Said Mallard on Friday when decreeing the waterfront as "this Government's preferred solution" for a Rugby World Cup stadium, "We believe the construction of an iconic facility such as this will help drive Auckland's aspirations for the development of the waterfront and CBD."

It's worth noting that you can't legislate for an "iconic" building. Unlike validating legislation say, which can be drawn up and rammed through while compliant allies examine their baubles, an iconic building does not pop out of the legislative hat to order. An iconic building -- one with with this sporting function, in this location, in the time frameset by this particular bunch political appointees -- has few if any precedents, and the scheme proposed by Warren and Mahoney for what is an iconic position in Auckland's harbour is very, very far from iconic. Indeed, for abject banality it rivals even the similarly trumpeted white elephant that is Auckland's council-designed-and-built Ayatollah Centre for Auckland's Ayatollah Square, where it sits there still as a monument to design-by-politics. [See a video presentation here in which the government stadium itself is mercifully lit up so as to blind the viewer to the exact details of the proposal.]

So how would one go about achieving an iconic building in such an iconic location?

Perhaps the best and most fruitful example lies in how Sydney acquired its own iconic building for its own harbour in a location that has many similarities to that currently under debate. Rather than simply try and buy an iconic building to order, the New South Wales government instead commissioned an international competition to find something strong enough to suit their stunning downtown harbour site.

What they came up with a year later were a hundred or so designs of what was described as stunning mediocrity, and one that stood out immediately as a work of genius: the celebrated Opera House by Danish architect Jorn Utzon (that's one of his competition sketches that won it for him pictured at left, of the stairway"between the two halls"). The result shows what is possible with imagination on a site not a million miles in form from that so horribly traduced by architects Warren and Mahoney Limited. (Yes, there were problems in construction, most of them also politically-driven.)

I would suggest a swift and well-briefed competition here to try and achieve the same end.
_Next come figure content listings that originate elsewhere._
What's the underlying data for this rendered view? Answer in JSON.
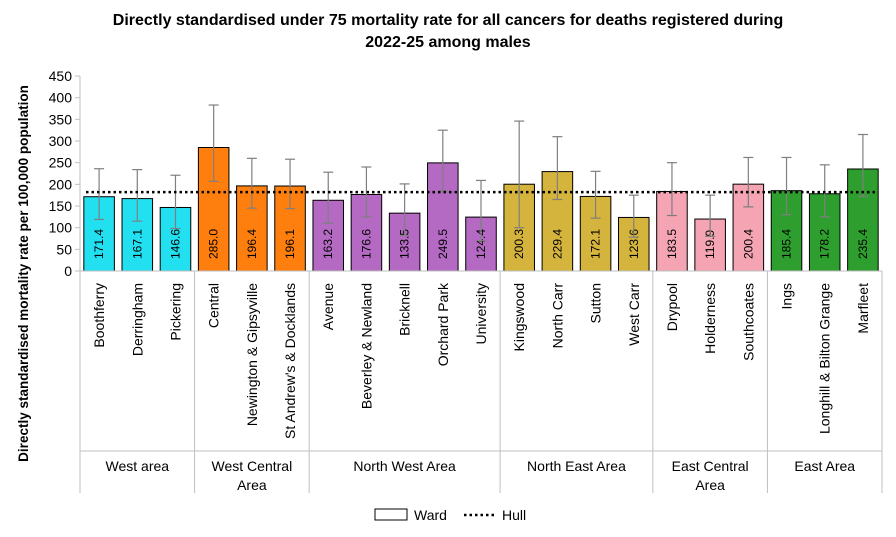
{
  "chart_data": {
    "type": "bar",
    "title_line1": "Directly standardised under 75 mortality rate for all cancers for deaths registered during",
    "title_line2": "2022-25 among males",
    "ylabel": "Directly standardised mortality rate per 100,000 population",
    "ylim": [
      0,
      450
    ],
    "yticks": [
      0,
      50,
      100,
      150,
      200,
      250,
      300,
      350,
      400,
      450
    ],
    "reference_line": {
      "name": "Hull",
      "value": 182
    },
    "legend": {
      "placement": "bottom",
      "ward_label": "Ward",
      "hull_label": "Hull"
    },
    "groups": [
      {
        "name": "West area",
        "color": "#22E0F0",
        "bars": [
          {
            "label": "Boothferry",
            "value": 171.4,
            "ci": [
              119,
              236
            ]
          },
          {
            "label": "Derringham",
            "value": 167.1,
            "ci": [
              115,
              234
            ]
          },
          {
            "label": "Pickering",
            "value": 146.6,
            "ci": [
              98,
              221
            ]
          }
        ]
      },
      {
        "name": "West Central Area",
        "color": "#FF7F0E",
        "bars": [
          {
            "label": "Central",
            "value": 285.0,
            "ci": [
              207,
              383
            ]
          },
          {
            "label": "Newington & Gipsyville",
            "value": 196.4,
            "ci": [
              145,
              260
            ]
          },
          {
            "label": "St Andrew's & Docklands",
            "value": 196.1,
            "ci": [
              144,
              258
            ]
          }
        ]
      },
      {
        "name": "North West Area",
        "color": "#B469C2",
        "bars": [
          {
            "label": "Avenue",
            "value": 163.2,
            "ci": [
              110,
              228
            ]
          },
          {
            "label": "Beverley & Newland",
            "value": 176.6,
            "ci": [
              125,
              240
            ]
          },
          {
            "label": "Bricknell",
            "value": 133.5,
            "ci": [
              82,
              201
            ]
          },
          {
            "label": "Orchard Park",
            "value": 249.5,
            "ci": [
              185,
              325
            ]
          },
          {
            "label": "University",
            "value": 124.4,
            "ci": [
              70,
              209
            ]
          }
        ]
      },
      {
        "name": "North East Area",
        "color": "#D4B43C",
        "bars": [
          {
            "label": "Kingswood",
            "value": 200.3,
            "ci": [
              100,
              346
            ]
          },
          {
            "label": "North Carr",
            "value": 229.4,
            "ci": [
              165,
              310
            ]
          },
          {
            "label": "Sutton",
            "value": 172.1,
            "ci": [
              122,
              230
            ]
          },
          {
            "label": "West Carr",
            "value": 123.6,
            "ci": [
              78,
              175
            ]
          }
        ]
      },
      {
        "name": "East Central Area",
        "color": "#F4A4B2",
        "bars": [
          {
            "label": "Drypool",
            "value": 183.5,
            "ci": [
              128,
              250
            ]
          },
          {
            "label": "Holderness",
            "value": 119.9,
            "ci": [
              80,
              175
            ]
          },
          {
            "label": "Southcoates",
            "value": 200.4,
            "ci": [
              148,
              262
            ]
          }
        ]
      },
      {
        "name": "East Area",
        "color": "#2E9E2E",
        "bars": [
          {
            "label": "Ings",
            "value": 185.4,
            "ci": [
              130,
              262
            ]
          },
          {
            "label": "Longhill & Bilton Grange",
            "value": 178.2,
            "ci": [
              125,
              245
            ]
          },
          {
            "label": "Marfleet",
            "value": 235.4,
            "ci": [
              172,
              315
            ]
          }
        ]
      }
    ]
  }
}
It may be objected we don't have one more year to waste, but with CAD and information technology what it is today, surely a much shorter period could be achieved for what -- if it goes ahead -- is a site far too important for a modern-day cousin of the Ayatollah Centre. Or for a bedpan.

2 comments:

Anonymous said...

The proposed waterfront stadium site will never have an "iconic" building on it as it will be surounded by Port of Auckland operation (container cranes, ships, container stacks, straddle carriers, truck and train movements, etc.).

While the Sydney Opera House sits in splendid isolation on a spit into the harbour with the Sydney Harbour Bridge and the Rocks area as a backdrop. Scenically a very striking location. A vista the proposed waterfront stadium will never have unless you remove Port of Auckland operations to another site.

Sydney is fortunate that the public use areas are all in front of the bridge while their port operations are behind the bridge. They are also fortunate that they have alternative commercial wharf development opportunities in the next bay down the coast (whose name escapes me at the moment - the one the airport juts into).

In Auckland we dont have this opportunity. Shifting Port facilities to Tauranga is an option but would see a major part of Sulpher Point needed for container handling facilities. Marsden Point is not an option for Port Development as the deepest part is only large enough for two medium sized tankers. Getting a fully serviced container facility up there would require major dredging, gobble up twenty odd hectares of prime real estate land at One Tree Point, the construction of a rail extension from Oakleigh to Marsden Wharf, an upgrade of the North Auckland rail line to handle the extra train traffic, and have hundreds of extra container trucks on the already clogged SH1 over the Brenderwyns and points South.

Iconic it will only ever be if the Port facilites are removed.

Berend de Boer said...

What about a replica of the Colosseum? If we built it right we can even have fleet spectables inside. Throw in a few lions to eat politicians, and I'm sure Aucklanders will rally behind it.